02-19-2008 02:36 AM
02-19-2008 02:37 AM
02-19-2008 03:01 AM
Hi Anitha,
As far as i know you have to create first the number of y-axis you need. Then you can assign each plot to an y-axis. See the attached example. If you change the second y-axis to a max value of 3 you see that there are two plots.
Hope it helps
Mike
02-19-2008 03:30 AM
Hi Mike,
I checked the example,but its showing plots are merged.And also i want plot more than 3 plots.At that time unable to check the plot values.
Thanks
02-19-2008 05:57 PM
01-29-2011 06:11 PM
This is a very terrible plotting approach in LabVIEW especially in real time. Suppose I have input signal and output signal from a process and amplitude of the output signal is way larger than an input signal. Say, there is no way to scale down the output signal just like we can convert Pascal to kilo Pascal. Now, I want to see how the output changes if I change the input. This can well be done when you plot two signals together. I do not want to normalize any signal and want to see both in Engineering Units. Right now, you will not see both input and output in a same LabVIEW waveform chart at the same time because of a vast difference in their ranges.

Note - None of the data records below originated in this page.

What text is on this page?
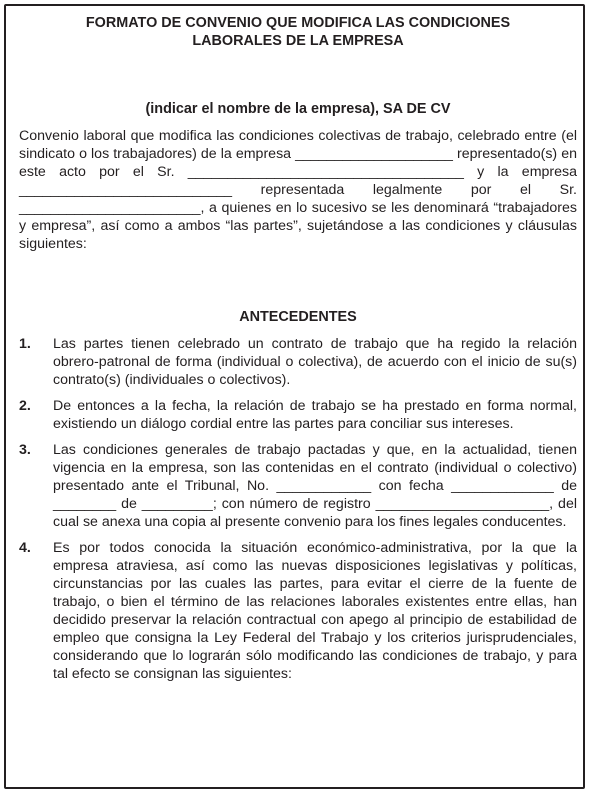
FORMATO DE CONVENIO QUE MODIFICA LAS CONDICIONES
LABORALES DE LA EMPRESA

(indicar el nombre de la empresa), SA DE CV
Convenio laboral que modifica las condiciones colectivas de trabajo, celebrado entre (el sindicato o los trabajadores) de la empresa ____________________ representado(s) en este acto por el Sr. ___________________________________ y la empresa ___________________________ representada legalmente por el Sr. _______________________, a quienes en lo sucesivo se les denominará “trabajadores y empresa”, así como a ambos “las partes”, sujetándose a las condiciones y cláusulas siguientes:
ANTECEDENTES
1. Las partes tienen celebrado un contrato de trabajo que ha regido la relación obrero-patronal de forma (individual o colectiva), de acuerdo con el inicio de su(s) contrato(s) (individuales o colectivos).
2. De entonces a la fecha, la relación de trabajo se ha prestado en forma normal, existiendo un diálogo cordial entre las partes para conciliar sus intereses.
3. Las condiciones generales de trabajo pactadas y que, en la actualidad, tienen vigencia en la empresa, son las contenidas en el contrato (individual o colectivo) presentado ante el Tribunal, No. ____________ con fecha _____________ de ________ de _________; con número de registro ______________________, del cual se anexa una copia al presente convenio para los fines legales conducentes.
4. Es por todos conocida la situación económico-administrativa, por la que la empresa atraviesa, así como las nuevas disposiciones legislativas y políticas, circunstancias por las cuales las partes, para evitar el cierre de la fuente de trabajo, o bien el término de las relaciones laborales existentes entre ellas, han decidido preservar la relación contractual con apego al principio de estabilidad de empleo que consigna la Ley Federal del Trabajo y los criterios jurisprudenciales, considerando que lo lograrán sólo modificando las condiciones de trabajo, y para tal efecto se consignan las siguientes:
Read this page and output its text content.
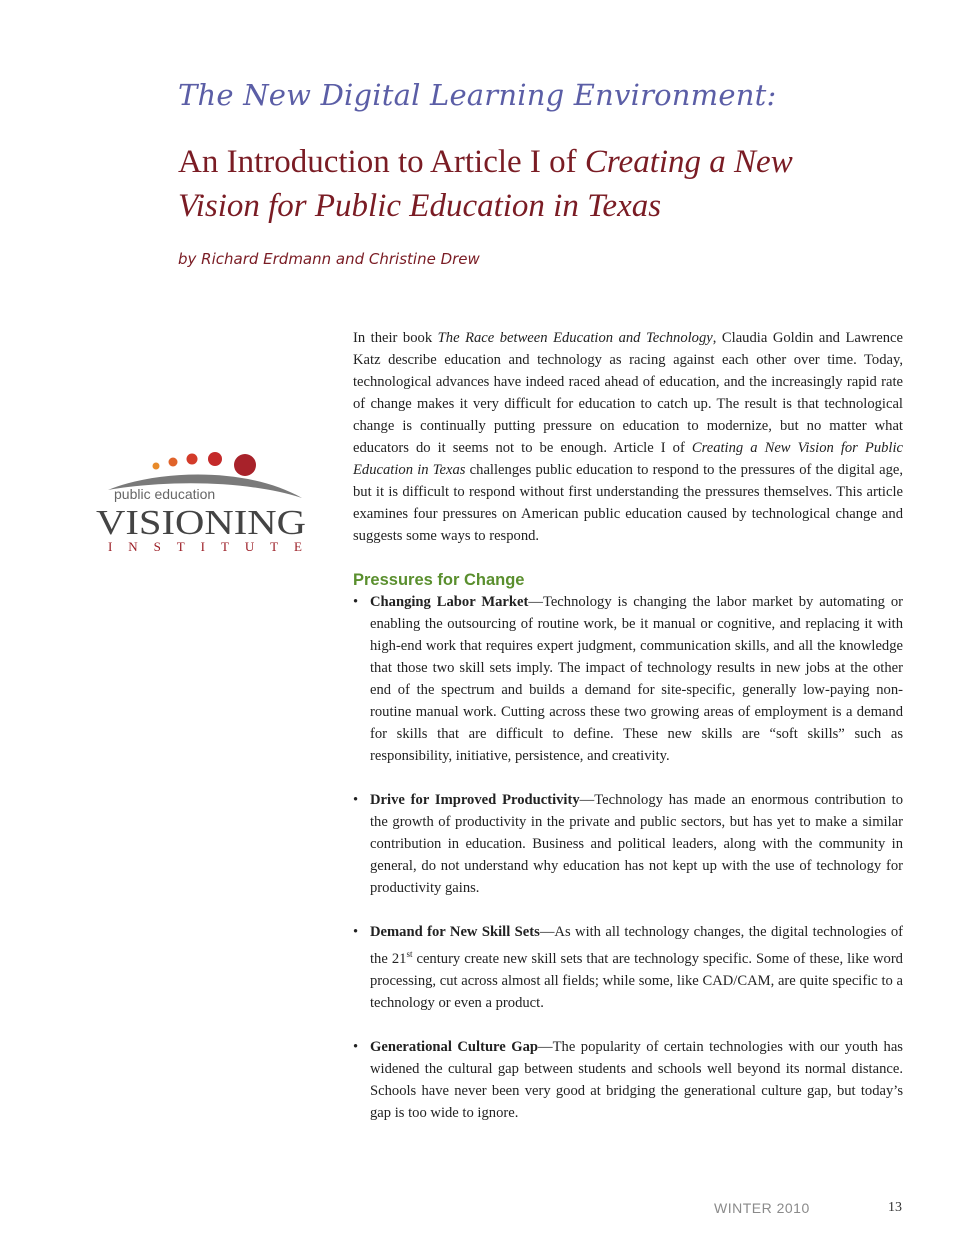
The New Digital Learning Environment:
An Introduction to Article I of Creating a New
Vision for Public Education in Texas
by Richard Erdmann and Christine Drew
public education
VISIONING
INSTITUTE

In their book The Race between Education and Technology, Claudia Goldin and Lawrence Katz describe education and technology as racing against each other over time. Today, technological advances have indeed raced ahead of education, and the increasingly rapid rate of change makes it very difficult for education to catch up. The result is that technological change is continually putting pressure on education to modernize, but no matter what educators do it seems not to be enough. Article I of Creating a New Vision for Public Education in Texas challenges public education to respond to the pressures of the digital age, but it is difficult to respond without first understanding the pressures themselves. This article examines four pressures on American public education caused by technological change and suggests some ways to respond.

Pressures for Change
• Changing Labor Market—Technology is changing the labor market by automating or enabling the outsourcing of routine work, be it manual or cognitive, and replacing it with high-end work that requires expert judgment, communication skills, and all the knowledge that those two skill sets imply. The impact of technology results in new jobs at the other end of the spectrum and builds a demand for site-specific, generally low-paying non-routine manual work. Cutting across these two growing areas of employment is a demand for skills that are difficult to define. These new skills are “soft skills” such as responsibility, initiative, persistence, and creativity.
• Drive for Improved Productivity—Technology has made an enormous contribution to the growth of productivity in the private and public sectors, but has yet to make a similar contribution in education. Business and political leaders, along with the community in general, do not understand why education has not kept up with the use of technology for productivity gains.
• Demand for New Skill Sets—As with all technology changes, the digital technologies of the 21st century create new skill sets that are technology specific. Some of these, like word processing, cut across almost all fields; while some, like CAD/CAM, are quite specific to a technology or even a product.
• Generational Culture Gap—The popularity of certain technologies with our youth has widened the cultural gap between students and schools well beyond its normal distance. Schools have never been very good at bridging the generational culture gap, but today’s gap is too wide to ignore.
WINTER 2010	13
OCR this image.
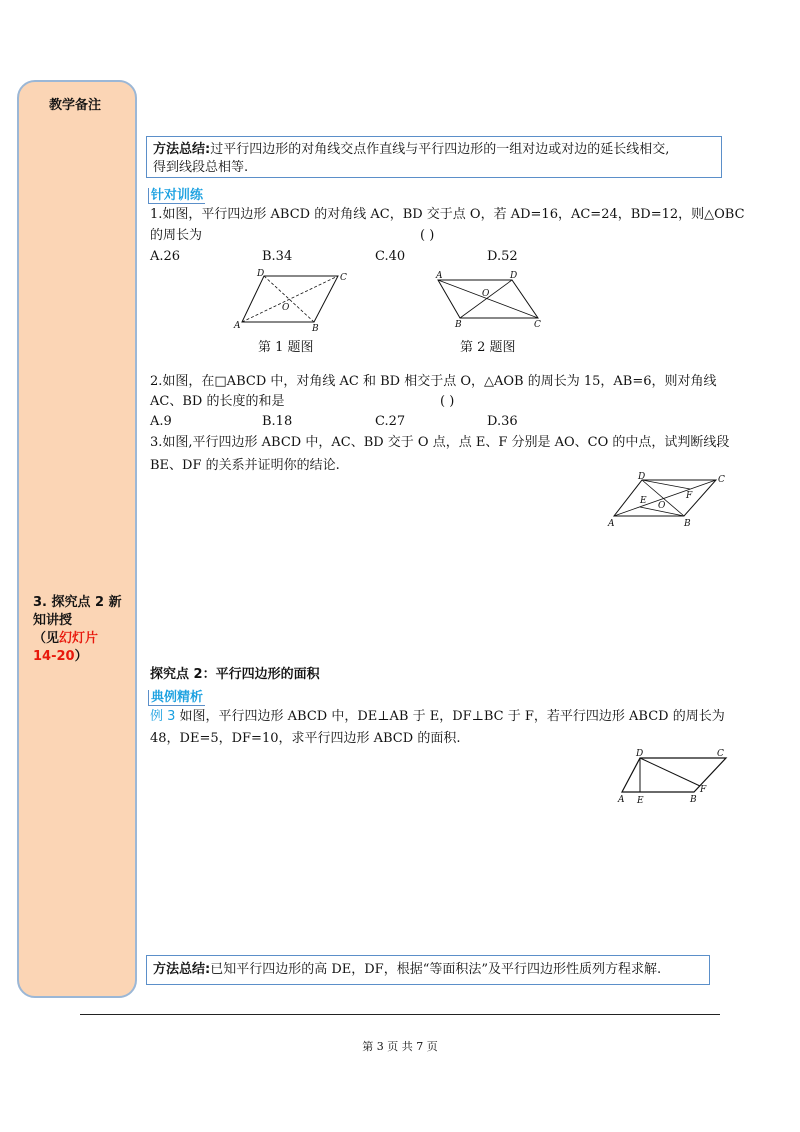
教学备注
3. 探究点 2 新
知讲授
（见幻灯片
14-20）
方法总结:过平行四边形的对角线交点作直线与平行四边形的一组对边或对边的延长线相交,
得到线段总相等.
针对训练
1.如图，平行四边形 ABCD 的对角线 AC，BD 交于点 O，若 AD=16，AC=24，BD=12，则△OBC
的周长为	( )
A.26	B.34	C.40	D.52
A	B
C
D
O
第 1 题图
A
B	C
D
O
第 2 题图
2.如图，在□ABCD 中，对角线 AC 和 BD 相交于点 O，△AOB 的周长为 15，AB=6，则对角线
AC、BD 的长度的和是	( )
A.9	B.18	C.27	D.36
3.如图,平行四边形 ABCD 中，AC、BD 交于 O 点，点 E、F 分别是 AO、CO 的中点，试判断线段
BE、DF 的关系并证明你的结论.
A	B
C
D
E	F
O
探究点 2：平行四边形的面积
典例精析
例 3 如图，平行四边形 ABCD 中，DE⊥AB 于 E，DF⊥BC 于 F，若平行四边形 ABCD 的周长为
48，DE=5，DF=10，求平行四边形 ABCD 的面积.
A	B
C
D
E
F
方法总结:已知平行四边形的高 DE，DF，根据“等面积法”及平行四边形性质列方程求解.
第 3 页 共 7 页
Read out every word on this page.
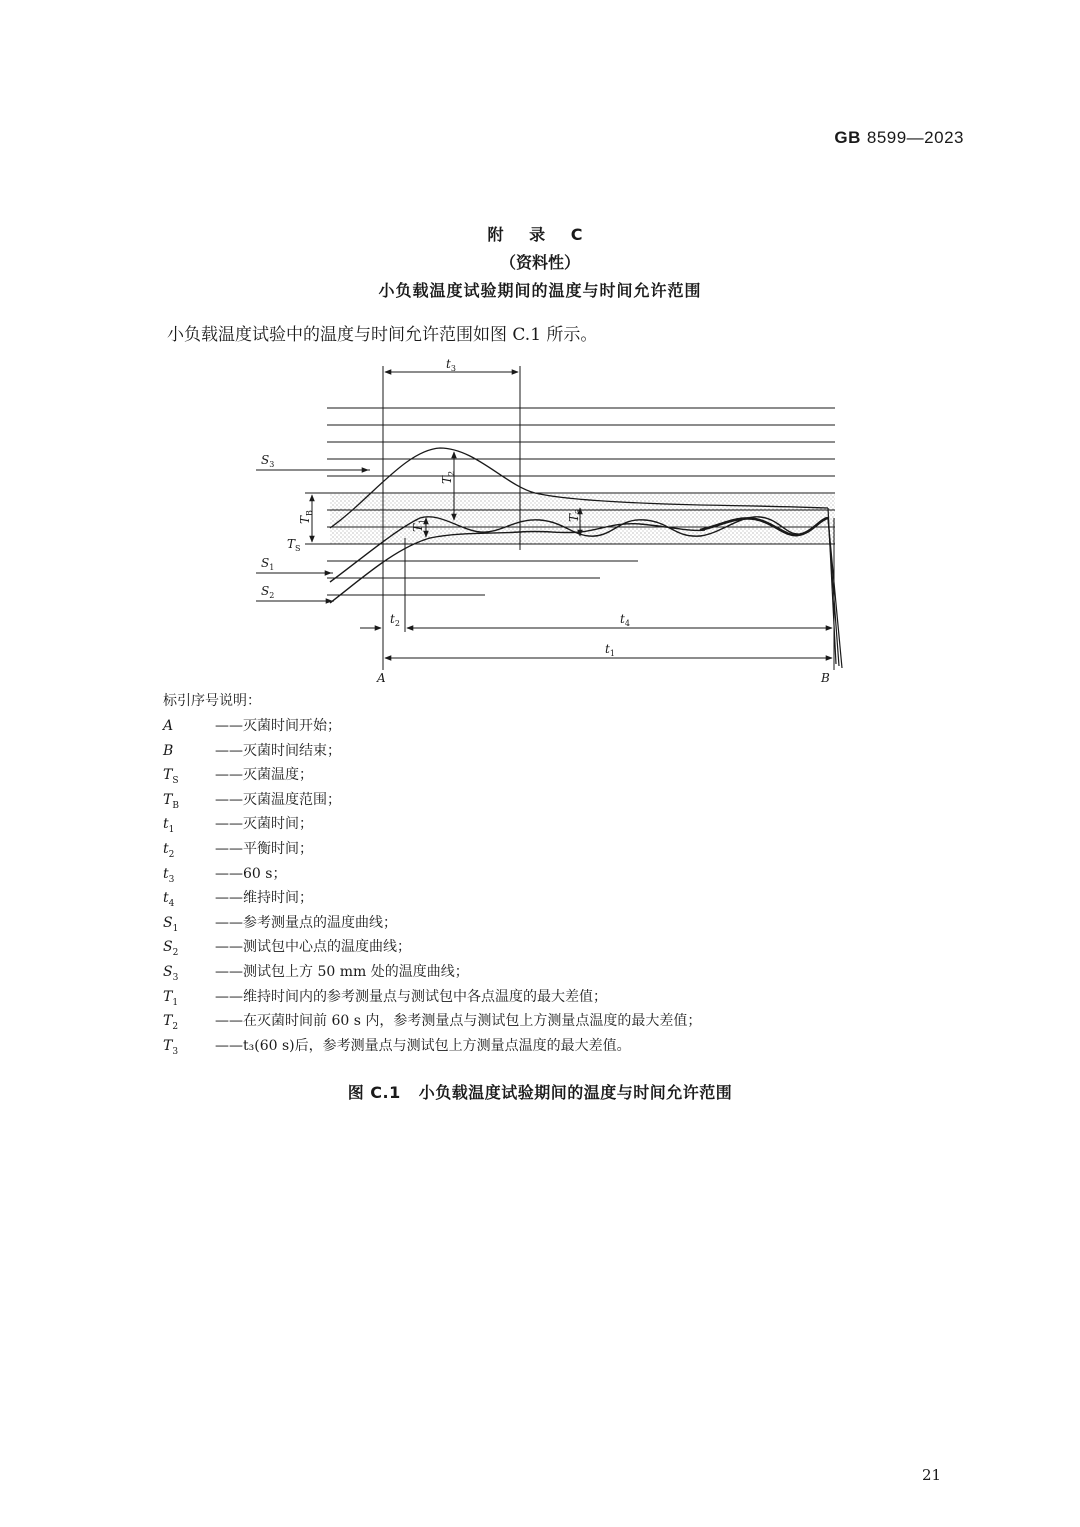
GB 8599—2023
附 录 C
（资料性）
小负载温度试验期间的温度与时间允许范围
小负载温度试验中的温度与时间允许范围如图 C.1 所示。
$t_3$
$S_3$
$T_B$
$T_S$
$T_2$
$T_1$	$T_3$
$S_1$
$S_2$
$t_2$	$t_4$
$t_1$
A	B
标引序号说明：
A	——灭菌时间开始；
B	——灭菌时间结束；
$T_S$	——灭菌温度；
$T_B$	——灭菌温度范围；
$t_1$	——灭菌时间；
$t_2$	——平衡时间；
$t_3$	——60 s；
$t_4$	——维持时间；
$S_1$	——参考测量点的温度曲线；
$S_2$	——测试包中心点的温度曲线；
$S_3$	——测试包上方 50 mm 处的温度曲线；
$T_1$	——维持时间内的参考测量点与测试包中各点温度的最大差值；
$T_2$	——在灭菌时间前 60 s 内，参考测量点与测试包上方测量点温度的最大差值；
$T_3$	——t₃(60 s)后，参考测量点与测试包上方测量点温度的最大差值。
图 C.1 小负载温度试验期间的温度与时间允许范围
21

Then, the question is how do we do that? Then the answer may be use stack plots. This may be a workaround but I am not sure if this is a good idea either. Definitely, output from any process always has some fluctuations and you want to see the running average of that output in the same plot. Using stack plots, each variable gets plotted into separate plots. I could not find anyway to merge two plots (output and its running average) into a single stack just like we can do in a MATLAB subplot.
Another solution may be use multiple charts in a cluster as suggested. If there 20 variables then do we need to create 10 different Charts - this makes no sense at all.
I have suggested one of your application engineer about the workaround. Hopefully, NI comes up with some idea for a fix.